In simpler terms, the team has built a model that does more than just generate one flashy video clip when prompted—it simulates what happens next, and how the world evolves when you take actions. Previous models might show a drone flying over a scene if you ask “Drone flying over a city at sunset,” but they typically lose track of the world when you ask for what happens five or ten steps later. PAN allows you to issue a sequence of instructions—“drive around the corner, turn right, stop at the red car” and the model keeps the internal state of the scene stable and consistent as you progress.

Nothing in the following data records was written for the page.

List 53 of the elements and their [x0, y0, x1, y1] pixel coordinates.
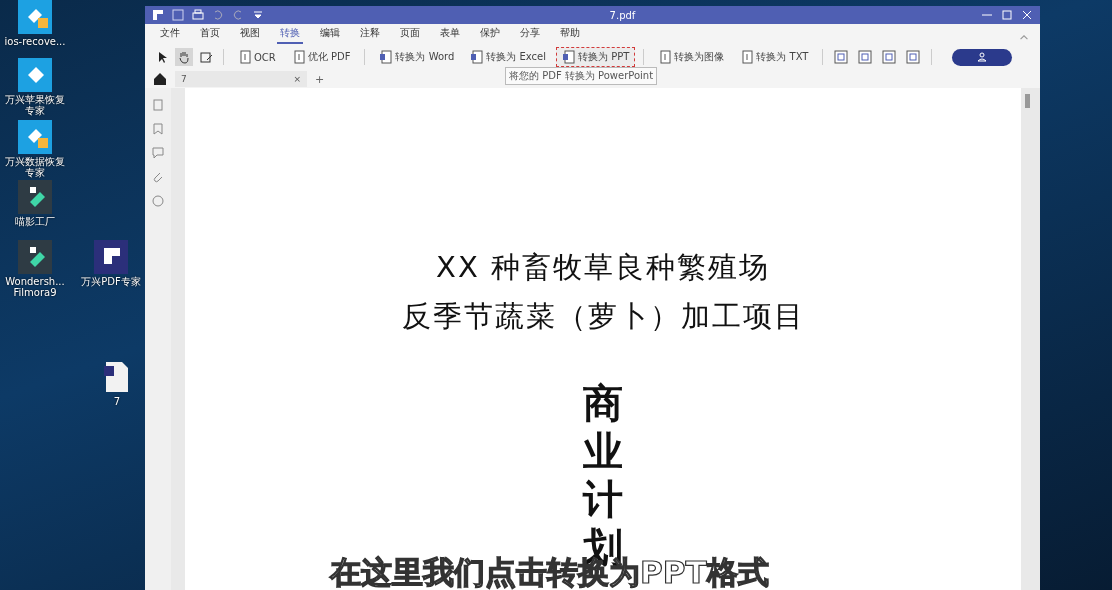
desktop-icon-label[interactable]: Wondersh... Filmora9 — [4, 276, 66, 298]
add-tab-button[interactable]: + — [315, 72, 325, 86]
convert-button[interactable]: OCR — [232, 47, 282, 67]
hand-tool-button[interactable] — [175, 48, 193, 66]
menu-tab[interactable]: 转换 — [277, 24, 303, 44]
menu-tab[interactable]: 帮助 — [557, 24, 583, 44]
menu-tab[interactable]: 首页 — [197, 24, 223, 44]
user-icon — [977, 52, 987, 62]
menu-tab[interactable]: 表单 — [437, 24, 463, 44]
convert-button[interactable]: 转换为 PPT — [556, 47, 636, 67]
save-icon — [171, 8, 185, 22]
tab-close[interactable]: × — [293, 74, 301, 84]
bookmark-icon — [151, 122, 165, 136]
menu-tab[interactable]: 保护 — [477, 24, 503, 44]
pages-icon — [151, 98, 165, 112]
hand-icon — [177, 50, 191, 64]
convert-button[interactable]: 转换为图像 — [652, 47, 731, 67]
print-icon — [191, 8, 205, 22]
desktop-icon-label[interactable]: 万兴PDF专家 — [81, 276, 141, 287]
menu-tab[interactable]: 视图 — [237, 24, 263, 44]
desktop-icon-label[interactable]: 7 — [113, 396, 121, 407]
scrollbar-thumb[interactable] — [1025, 94, 1030, 108]
convert-button[interactable]: 转换为 Excel — [464, 47, 553, 67]
app-logo-icon — [151, 8, 165, 22]
document-title: XX 种畜牧草良种繁殖场 — [436, 249, 770, 286]
menu-tab[interactable]: 注释 — [357, 24, 383, 44]
desktop-icon-label[interactable]: 喵影工厂 — [15, 216, 55, 227]
attachment-icon — [151, 170, 165, 184]
convert-button[interactable]: 转换为 TXT — [734, 47, 815, 67]
convert-button[interactable]: 优化 PDF — [285, 47, 357, 67]
close-icon — [1020, 8, 1034, 22]
menu-tab[interactable]: 编辑 — [317, 24, 343, 44]
window-title: 7.pdf — [608, 9, 637, 21]
collapse-icon — [1020, 34, 1028, 40]
menu-tab[interactable]: 页面 — [397, 24, 423, 44]
circle-icon — [151, 194, 165, 208]
edit-icon — [199, 50, 213, 64]
menu-tab[interactable]: 文件 — [157, 24, 183, 44]
app-icon[interactable] — [18, 180, 52, 214]
maximize-icon — [1000, 8, 1014, 22]
desktop-icon-label[interactable]: 万兴数据恢复专家 — [4, 156, 66, 178]
desktop-icon-label[interactable]: 万兴苹果恢复专家 — [4, 94, 66, 116]
menu-tab[interactable]: 分享 — [517, 24, 543, 44]
account-button[interactable] — [952, 48, 1012, 66]
tooltip: 将您的 PDF 转换为 PowerPoint — [505, 67, 658, 85]
document-title: 反季节蔬菜（萝卜）加工项目 — [401, 298, 805, 335]
home-icon — [153, 72, 167, 86]
comment-icon — [151, 146, 165, 160]
desktop-icon-label[interactable]: ios-recove... — [4, 36, 66, 47]
app-icon[interactable] — [94, 240, 128, 274]
document-tab[interactable]: 7 × — [175, 71, 307, 87]
convert-button[interactable]: 转换为 Word — [373, 47, 461, 67]
app-icon[interactable] — [18, 240, 52, 274]
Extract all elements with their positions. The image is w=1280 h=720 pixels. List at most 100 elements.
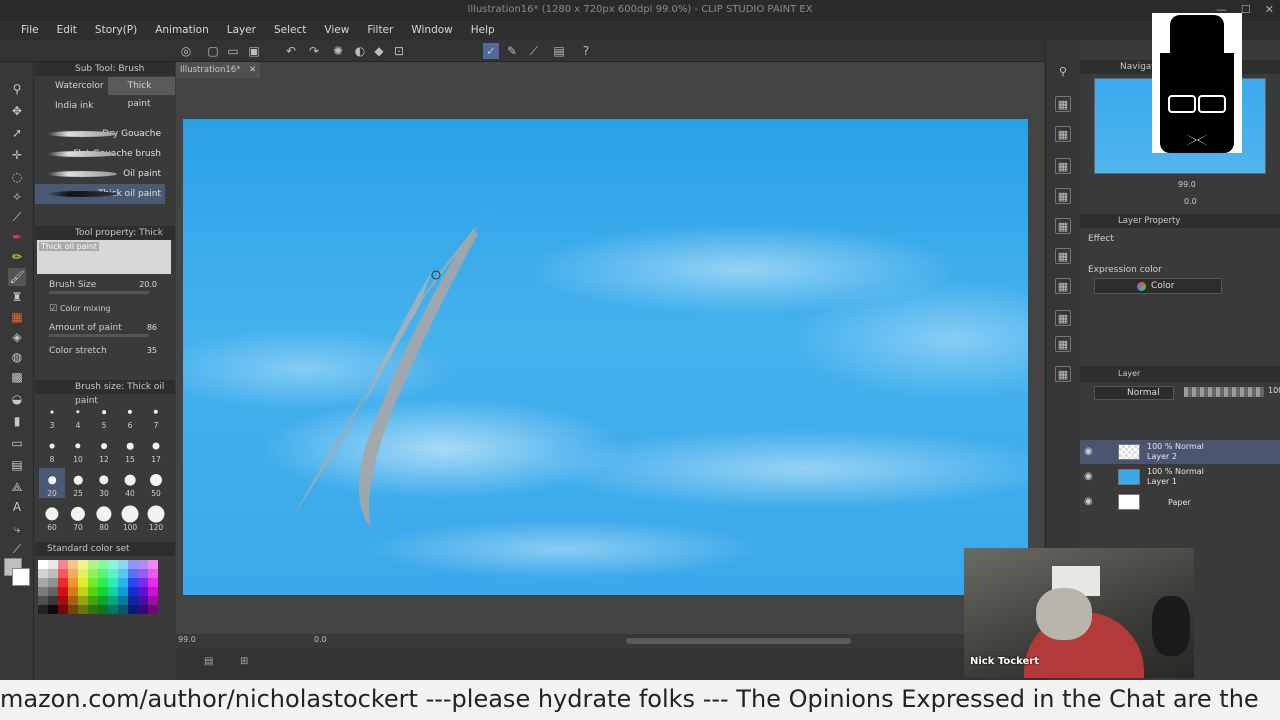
color-stretch-row[interactable]: Color stretch 35	[49, 346, 169, 356]
menu-select[interactable]: Select	[265, 24, 315, 36]
material-icon-10[interactable]: ▦	[1055, 366, 1071, 382]
rotation-readout[interactable]: 0.0	[314, 635, 327, 644]
new-file-icon[interactable]: ▢	[205, 43, 221, 59]
color-swatch[interactable]	[128, 587, 138, 596]
lasso-icon[interactable]: ◌	[8, 168, 26, 186]
color-swatch[interactable]	[58, 587, 68, 596]
sub-color-swatch[interactable]	[12, 568, 30, 586]
color-swatch[interactable]	[58, 560, 68, 569]
color-swatch[interactable]	[148, 596, 158, 605]
color-swatch[interactable]	[48, 569, 58, 578]
document-tab[interactable]: Illustration16* ✕	[176, 62, 260, 78]
color-swatch[interactable]	[108, 578, 118, 587]
color-swatch[interactable]	[138, 605, 148, 614]
color-swatch[interactable]	[88, 578, 98, 587]
opacity-slider[interactable]	[1184, 387, 1264, 397]
zoom-readout[interactable]: 99.0	[178, 635, 196, 644]
eye-icon[interactable]: ◉	[1084, 496, 1093, 507]
brush-size-option[interactable]: 10	[65, 434, 91, 464]
material-icon-2[interactable]: ▦	[1055, 126, 1071, 142]
subtool-tab-watercolor[interactable]: Watercolor	[35, 77, 108, 95]
color-swatch[interactable]	[48, 596, 58, 605]
layer-panel-tab[interactable]: Layer	[1080, 366, 1280, 382]
figure-icon[interactable]: ▭	[8, 434, 26, 452]
eraser-icon[interactable]: ◈	[8, 328, 26, 346]
material-icon-6[interactable]: ▦	[1055, 248, 1071, 264]
brush-thick-oil-paint[interactable]: Thick oil paint	[35, 184, 165, 204]
color-swatch[interactable]	[38, 587, 48, 596]
color-swatch[interactable]	[68, 560, 78, 569]
material-icon[interactable]: ▦	[1055, 96, 1071, 112]
color-swatch[interactable]	[148, 578, 158, 587]
color-swatch[interactable]	[38, 578, 48, 587]
color-swatch[interactable]	[148, 587, 158, 596]
material-icon-8[interactable]: ▦	[1055, 310, 1071, 326]
fill-icon[interactable]: ◐	[352, 43, 368, 59]
color-swatch[interactable]	[38, 605, 48, 614]
airbrush-icon[interactable]: ♜	[8, 288, 26, 306]
expression-color-select[interactable]: Color	[1094, 278, 1222, 294]
menu-filter[interactable]: Filter	[358, 24, 402, 36]
scroll-thumb[interactable]	[626, 638, 851, 644]
color-mixing-checkbox[interactable]: ☑	[49, 304, 60, 314]
color-swatch[interactable]	[128, 596, 138, 605]
blend-mode-select[interactable]: Normal	[1094, 386, 1174, 400]
brush-size-option[interactable]: 40	[117, 468, 143, 498]
fill-tool-icon[interactable]: ▩	[8, 368, 26, 386]
color-swatch[interactable]	[78, 578, 88, 587]
color-swatch[interactable]	[148, 560, 158, 569]
color-swatch[interactable]	[148, 569, 158, 578]
color-swatch[interactable]	[38, 596, 48, 605]
brush-size-value[interactable]: 20.0	[139, 280, 157, 289]
zoom-tool-icon[interactable]: ⚲	[8, 80, 26, 98]
color-swatch[interactable]	[128, 605, 138, 614]
brush-dry-gouache[interactable]: Dry Gouache	[35, 124, 165, 144]
brush-size-option[interactable]: 12	[91, 434, 117, 464]
color-swatch[interactable]	[48, 578, 58, 587]
brush-size-option[interactable]: 5	[91, 400, 117, 430]
color-swatch[interactable]	[68, 596, 78, 605]
color-swatch[interactable]	[118, 605, 128, 614]
color-swatch[interactable]	[108, 587, 118, 596]
layer-row-paper[interactable]: ◉ Paper	[1080, 490, 1280, 514]
eye-icon[interactable]: ◉	[1084, 471, 1093, 482]
color-swatch[interactable]	[148, 605, 158, 614]
crop-icon[interactable]: ⊡	[391, 43, 407, 59]
material-icon-7[interactable]: ▦	[1055, 278, 1071, 294]
subtool-tab-india-ink[interactable]: India ink	[35, 97, 97, 115]
pencil-tool-icon[interactable]: ✏	[8, 248, 26, 266]
eyedropper-icon[interactable]: ⟋	[8, 208, 26, 226]
navigator-rotation[interactable]: 0.0	[1184, 197, 1197, 206]
frame-icon[interactable]: ⊞	[240, 656, 248, 667]
correct-line-icon[interactable]: ⟋	[8, 540, 26, 558]
color-swatch[interactable]	[98, 587, 108, 596]
brush-size-option[interactable]: 25	[65, 468, 91, 498]
transform-icon[interactable]: ◆	[371, 43, 387, 59]
opacity-value[interactable]: 100	[1268, 386, 1280, 395]
ruler-icon[interactable]: ⟋	[526, 43, 542, 59]
move-layer-icon[interactable]: ✛	[8, 146, 26, 164]
color-swatch[interactable]	[68, 569, 78, 578]
undo-icon[interactable]: ↶	[283, 43, 299, 59]
brush-size-option[interactable]: 50	[143, 468, 169, 498]
color-swatch[interactable]	[78, 605, 88, 614]
clip-studio-icon[interactable]: ◎	[178, 43, 194, 59]
canvas-scrollbar[interactable]: 99.0 0.0	[176, 634, 1044, 648]
search-icon[interactable]: ⚲	[1055, 64, 1071, 80]
amount-of-paint-value[interactable]: 86	[147, 323, 157, 332]
color-mixing-row[interactable]: ☑ Color mixing	[49, 304, 169, 314]
color-swatch[interactable]	[58, 596, 68, 605]
menu-edit[interactable]: Edit	[48, 24, 86, 36]
brush-size-option[interactable]: 17	[143, 434, 169, 464]
ruler-tool-icon[interactable]: ⟁	[8, 478, 26, 496]
frame-icon[interactable]: ▤	[8, 456, 26, 474]
color-swatch[interactable]	[48, 587, 58, 596]
brush-size-option[interactable]: 120	[143, 502, 169, 532]
color-swatch[interactable]	[98, 560, 108, 569]
color-swatch[interactable]	[78, 569, 88, 578]
eye-icon[interactable]: ◉	[1084, 446, 1093, 457]
color-swatch[interactable]	[88, 605, 98, 614]
brush-tool-icon[interactable]: 🖌	[8, 268, 26, 286]
drawing-canvas[interactable]	[183, 119, 1028, 595]
color-swatch[interactable]	[98, 578, 108, 587]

The key lies in how PAN is structured. Instead of directly predicting what every pixel will look like next, the model builds and evolves a latent “state” of the world (what’s in the scene, how parts are moving, how they relate), and then uses that to generate the next short video segment. This two-stage process (reasoning in latent space, then rendering) helps the model maintain coherence over longer sequences of time—what the authors call “long-horizon simulation.”
This is worth mentioning because it brings the users closer to an interactive, meaningful simulation of the environment and agents that can be useful in robotics, planning, virtual training, or any scenario where one wants to “play out” the consequences of actions rather than just a one-shot illusion.
The authors of the paper stress that for real-world utility, you need more than crisp frames: you need action simulation fidelity (does the action you asked for take place?), long-horizon stability (does the simulation hold together over many steps?), and simulative planning ability (can you use the model as a sandbox to test strategies?). PAN reportedly leads open-source models on those metrics.
Like all generative systems, it comes with a set of aspects that can be further worked upon, like rendering quality, realism, and edge-case behaviour remain challenging. As an interactive world builder that can support planning, exploration, and decision-making, it has the potential to become a modest but meaningful tool.